Quelques bilatérales plus tard, Elio Di Rupo réunit les huit pour leur dire son ras-le-bol. L’on rapporte qu’excédé, le formateur claquera la porte sur un « Bande d’irresponsables ! » bien senti.

Suivront, on l’a dit, le SMS alarmiste et le communiqué qui l’est tout autant. Le chef de cabinet du Roi est alerté. A plusieurs reprises durant les travaux, Elio Di Rupo aurait lancé : « Je vais aller présenter ma démission au Roi ! » Une phrase lâchée sous le coup de la nervosité, car Albert II – le formateur le sait – n’est pas au pays. Un souverain qui, informé de la gravité de la situation, fera savoir qu’il rentrera de Nice mercredi matin.

Quand son avion se pose à Melsbroek, après 13 heures, la dramatisation est extrême. Les télévisions font des « directs » alarmistes. Bye, bye Belgium ?

Là, tout va basculer. Les partis flamands qui négocient (CD&V, VLD, SP.A, Groen) se retrouvent au siège des chrétiens-démocrates. Ils se concertent avant de se rendre à la réunion de la « dernière chance » convoquée par le formateur, pour 14 heures. Attention, danger, front flamand ? Le contraire ! Wouter Beke, Alexander De Croo, Caroline Gennez et Wouter Van Besien rédigent une note de travail sur BHV complémentaire à celle du formateur, où ils reconsidèrent une série de points sur lesquels ils (le CD&V, en tout cas) avaient calé la veille, dont, dit-on : l’idée que l’assemblée générale du Conseil d’Etat puisse régler à l’avenir les litiges en périphérie bruxelloise ; les mécanismes de cooptation de députés à la Chambre ; certaines garanties pour les francophones dans la réforme de BHV judiciaire ; ou encore le projet de mutation du Sénat.

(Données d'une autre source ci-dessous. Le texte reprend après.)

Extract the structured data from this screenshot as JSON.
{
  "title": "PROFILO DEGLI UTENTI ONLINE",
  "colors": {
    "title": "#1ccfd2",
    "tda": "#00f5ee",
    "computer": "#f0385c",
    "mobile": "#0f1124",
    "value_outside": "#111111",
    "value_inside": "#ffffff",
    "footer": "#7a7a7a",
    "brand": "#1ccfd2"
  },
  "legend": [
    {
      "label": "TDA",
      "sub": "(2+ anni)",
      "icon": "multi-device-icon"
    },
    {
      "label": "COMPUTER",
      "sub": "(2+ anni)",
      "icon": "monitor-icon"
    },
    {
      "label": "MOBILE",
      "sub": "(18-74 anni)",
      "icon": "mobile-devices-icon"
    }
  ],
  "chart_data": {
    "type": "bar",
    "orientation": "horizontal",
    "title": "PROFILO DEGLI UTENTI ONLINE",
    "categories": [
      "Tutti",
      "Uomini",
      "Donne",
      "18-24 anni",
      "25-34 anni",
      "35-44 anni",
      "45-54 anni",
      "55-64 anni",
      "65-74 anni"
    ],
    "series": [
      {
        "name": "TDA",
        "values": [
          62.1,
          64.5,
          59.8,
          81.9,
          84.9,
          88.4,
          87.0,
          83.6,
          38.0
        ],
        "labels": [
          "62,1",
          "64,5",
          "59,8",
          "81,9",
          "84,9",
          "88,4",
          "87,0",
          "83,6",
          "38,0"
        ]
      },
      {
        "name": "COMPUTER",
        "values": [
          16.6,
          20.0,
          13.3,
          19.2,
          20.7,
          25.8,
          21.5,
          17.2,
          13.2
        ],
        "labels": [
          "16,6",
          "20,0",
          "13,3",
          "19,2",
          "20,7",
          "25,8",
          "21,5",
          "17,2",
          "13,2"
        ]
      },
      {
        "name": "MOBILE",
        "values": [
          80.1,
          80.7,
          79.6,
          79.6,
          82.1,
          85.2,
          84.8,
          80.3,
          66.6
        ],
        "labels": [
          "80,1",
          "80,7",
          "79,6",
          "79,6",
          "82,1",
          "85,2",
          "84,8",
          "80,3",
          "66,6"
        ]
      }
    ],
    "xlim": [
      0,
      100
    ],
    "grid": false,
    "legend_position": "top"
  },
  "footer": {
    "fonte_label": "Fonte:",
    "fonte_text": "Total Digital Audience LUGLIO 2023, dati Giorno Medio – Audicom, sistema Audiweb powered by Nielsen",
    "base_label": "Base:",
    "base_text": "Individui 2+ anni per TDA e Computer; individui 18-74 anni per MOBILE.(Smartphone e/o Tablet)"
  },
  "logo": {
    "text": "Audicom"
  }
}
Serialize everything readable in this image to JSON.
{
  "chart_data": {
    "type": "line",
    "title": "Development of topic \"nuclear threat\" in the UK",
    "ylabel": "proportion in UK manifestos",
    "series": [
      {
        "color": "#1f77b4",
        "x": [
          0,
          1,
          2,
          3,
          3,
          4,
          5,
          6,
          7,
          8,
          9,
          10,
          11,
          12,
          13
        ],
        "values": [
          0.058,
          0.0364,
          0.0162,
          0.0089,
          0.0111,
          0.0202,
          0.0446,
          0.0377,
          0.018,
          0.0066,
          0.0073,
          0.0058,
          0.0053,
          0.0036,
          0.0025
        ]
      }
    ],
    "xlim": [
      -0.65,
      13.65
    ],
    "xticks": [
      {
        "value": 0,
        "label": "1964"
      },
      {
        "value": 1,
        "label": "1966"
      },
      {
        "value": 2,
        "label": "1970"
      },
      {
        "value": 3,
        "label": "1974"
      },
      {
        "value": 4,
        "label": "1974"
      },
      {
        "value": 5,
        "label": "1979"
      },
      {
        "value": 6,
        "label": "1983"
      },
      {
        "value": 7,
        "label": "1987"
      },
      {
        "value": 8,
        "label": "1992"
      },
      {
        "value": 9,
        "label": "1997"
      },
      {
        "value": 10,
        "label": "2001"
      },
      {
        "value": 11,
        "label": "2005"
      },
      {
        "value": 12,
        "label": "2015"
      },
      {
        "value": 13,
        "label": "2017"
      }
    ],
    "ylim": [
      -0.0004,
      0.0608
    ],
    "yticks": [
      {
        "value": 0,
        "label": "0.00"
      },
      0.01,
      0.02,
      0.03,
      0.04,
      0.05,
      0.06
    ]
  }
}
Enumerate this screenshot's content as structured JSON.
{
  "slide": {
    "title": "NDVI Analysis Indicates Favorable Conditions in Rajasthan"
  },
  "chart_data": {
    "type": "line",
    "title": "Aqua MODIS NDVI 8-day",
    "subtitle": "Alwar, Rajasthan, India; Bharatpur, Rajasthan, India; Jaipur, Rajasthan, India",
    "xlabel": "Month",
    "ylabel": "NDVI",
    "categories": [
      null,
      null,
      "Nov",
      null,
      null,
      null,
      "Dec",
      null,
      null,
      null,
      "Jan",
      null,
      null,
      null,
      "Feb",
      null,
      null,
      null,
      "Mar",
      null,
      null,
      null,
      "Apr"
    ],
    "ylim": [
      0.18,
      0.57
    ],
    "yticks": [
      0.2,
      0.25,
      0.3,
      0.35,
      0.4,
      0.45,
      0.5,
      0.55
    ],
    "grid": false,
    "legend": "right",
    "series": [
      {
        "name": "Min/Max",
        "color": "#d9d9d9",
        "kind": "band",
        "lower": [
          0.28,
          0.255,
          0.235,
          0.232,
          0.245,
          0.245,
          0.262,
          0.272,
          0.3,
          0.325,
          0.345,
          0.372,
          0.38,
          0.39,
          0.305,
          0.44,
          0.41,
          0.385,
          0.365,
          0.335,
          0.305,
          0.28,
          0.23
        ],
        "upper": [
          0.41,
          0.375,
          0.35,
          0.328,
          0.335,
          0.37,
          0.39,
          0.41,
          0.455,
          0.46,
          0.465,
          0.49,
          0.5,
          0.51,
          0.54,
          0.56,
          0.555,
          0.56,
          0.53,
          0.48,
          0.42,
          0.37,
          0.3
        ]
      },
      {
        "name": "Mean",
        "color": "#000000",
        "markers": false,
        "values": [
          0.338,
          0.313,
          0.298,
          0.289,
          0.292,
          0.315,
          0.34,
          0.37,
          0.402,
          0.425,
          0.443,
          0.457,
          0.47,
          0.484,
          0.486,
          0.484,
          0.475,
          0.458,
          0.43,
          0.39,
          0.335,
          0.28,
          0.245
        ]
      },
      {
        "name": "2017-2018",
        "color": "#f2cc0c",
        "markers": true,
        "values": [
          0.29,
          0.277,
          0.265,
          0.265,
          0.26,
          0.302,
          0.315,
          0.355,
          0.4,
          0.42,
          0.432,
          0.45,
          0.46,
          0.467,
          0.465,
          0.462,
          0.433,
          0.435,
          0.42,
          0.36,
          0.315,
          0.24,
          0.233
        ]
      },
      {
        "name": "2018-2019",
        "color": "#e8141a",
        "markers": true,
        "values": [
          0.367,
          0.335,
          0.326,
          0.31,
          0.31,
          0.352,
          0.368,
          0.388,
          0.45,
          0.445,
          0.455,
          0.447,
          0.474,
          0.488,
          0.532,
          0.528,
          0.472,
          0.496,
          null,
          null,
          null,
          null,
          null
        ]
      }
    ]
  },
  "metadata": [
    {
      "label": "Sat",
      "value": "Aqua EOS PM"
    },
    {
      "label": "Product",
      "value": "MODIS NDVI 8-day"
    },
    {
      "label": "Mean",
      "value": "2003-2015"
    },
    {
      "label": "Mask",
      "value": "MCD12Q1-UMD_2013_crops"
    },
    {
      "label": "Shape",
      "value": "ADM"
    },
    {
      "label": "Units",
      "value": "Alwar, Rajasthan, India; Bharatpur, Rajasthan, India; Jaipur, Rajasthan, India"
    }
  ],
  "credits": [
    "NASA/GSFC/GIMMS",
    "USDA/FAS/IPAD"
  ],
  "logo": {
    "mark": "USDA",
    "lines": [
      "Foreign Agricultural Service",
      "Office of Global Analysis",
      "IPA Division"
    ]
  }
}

C’est nouveau, ça vient de sortir : un front des partis flamands formule une offre de compromis acceptable pour les francophones. Elio Di Rupo est en contact permanent avec Wouter Beke. Le vent tourne. Quand les présidents flamands reviennent, ensemble, à la Chambre pour y reprendre les discussions et soumettre leurs propositions, leurs collègues francophones sont tout ouïes. Le dialogue est relancé.

La lueur se propage au-dehors. Très vite, l’on croit savoir que l’incroyable peut advenir. Derniers arbitrages l’après-midi. Les négociateurs corrigent le texte ; le compromis est ficelé. Même si, rappel : rien n’est acquis tant qu’il n’y aura pas d’accord sur tout. A ce propos : tous ont rendez-vous ce jeudi à 14 heures : loi de financement, etc.

Peu avant minuit, Elio Di Rupo se rend chez le Roi. Il lui expose l’accord sur la scission atténuée de BHV. Les médias flamands, hier soir, parlaient, eux, de scission « pure ». Ah !, les mots.